Two Levi Strauss Foundation grantees who challenge discrimination and fight to protect the civil liberties of vulnerable communities have been recognized with 2018 MacArthur Fellowship awards.
Becca Heller, the executive director of the International Refugee Assistance Project (IRAP), and Gregg Gonsalves, an HIV/AIDS activist and global health advocate, join the list of LSF grantees who have been awarded “genius grants” by the John D. and Catherine T. MacArthur Foundation.
The prestigious fellowship awards are given to creatives of all disciplines who show extraordinary originality and potential. Each fellow also receives a $625,000 “no-strings-attached” award to spend however they wish.
In her work at IRAP, which received grants in 2017 and 2018 from LSF’s Rapid Response Fund, Heller takes an interdisciplinary approach to immigrant and refugee rights. IRAP’s network of more than 3,000 volunteers provide legal aid to refugees from around the world. The organization has helped more than 200,000 of the world’s most at-risk refugees through litigation and grassroots calls to action. IRAP mobilized more than 1,600 lawyers at U.S. airports to defend the rights of travelers blocked from entering the country following a travel ban on seven majority-Muslim countries. IRAP was also the lead organization to challenge the original travel ban and subsequent versions of it.
Gonsalves’ advocacy work similarly draws from multiple disciplines. In his work, he uses public health and science to effect change for poor and marginalized communities. Gonsalves is co-director of the Global Health Justice Partnership, a joint initiative between Yale Law School and Yale School of Public Health designed to advance human rights and social justice in public health and legal research. Gonsalves has also helped to launch three vanguard organizations: The Treatment Action Group (1992); The International Treatment Preparedness Coalition (2003); and The AIDS and Rights Alliance of Southern Africa (ARASA). Levi Strauss Foundation supported each of these organizations over the years – most recently providing a $100,000 grant in 2017 to ARASA.
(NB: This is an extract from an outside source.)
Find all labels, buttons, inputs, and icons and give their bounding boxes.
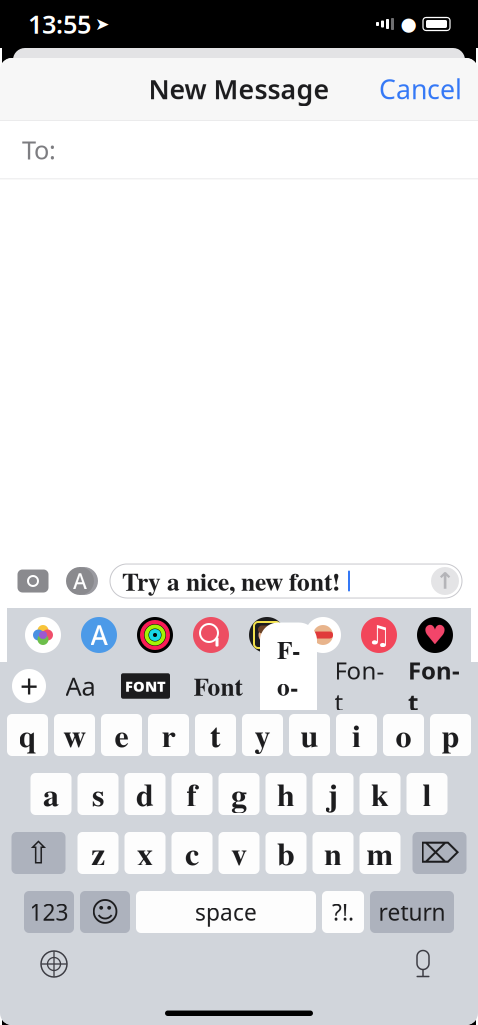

The Levi Strauss Foundation salutes these grantees for their nimble and creative leadership.
Other recent MacArthur award recipients connected to LSF include Cristina Jimenez, executive director of United We Dream; José A. Quiñonez, who heads the Mission Asset Fund; Ai-jen Poo, executive director of the National Domestic Workers Alliance; and Lateefah Simon, president of the Akonadi Foundation and formally executive director of LSF grantee The Lawyers Committee.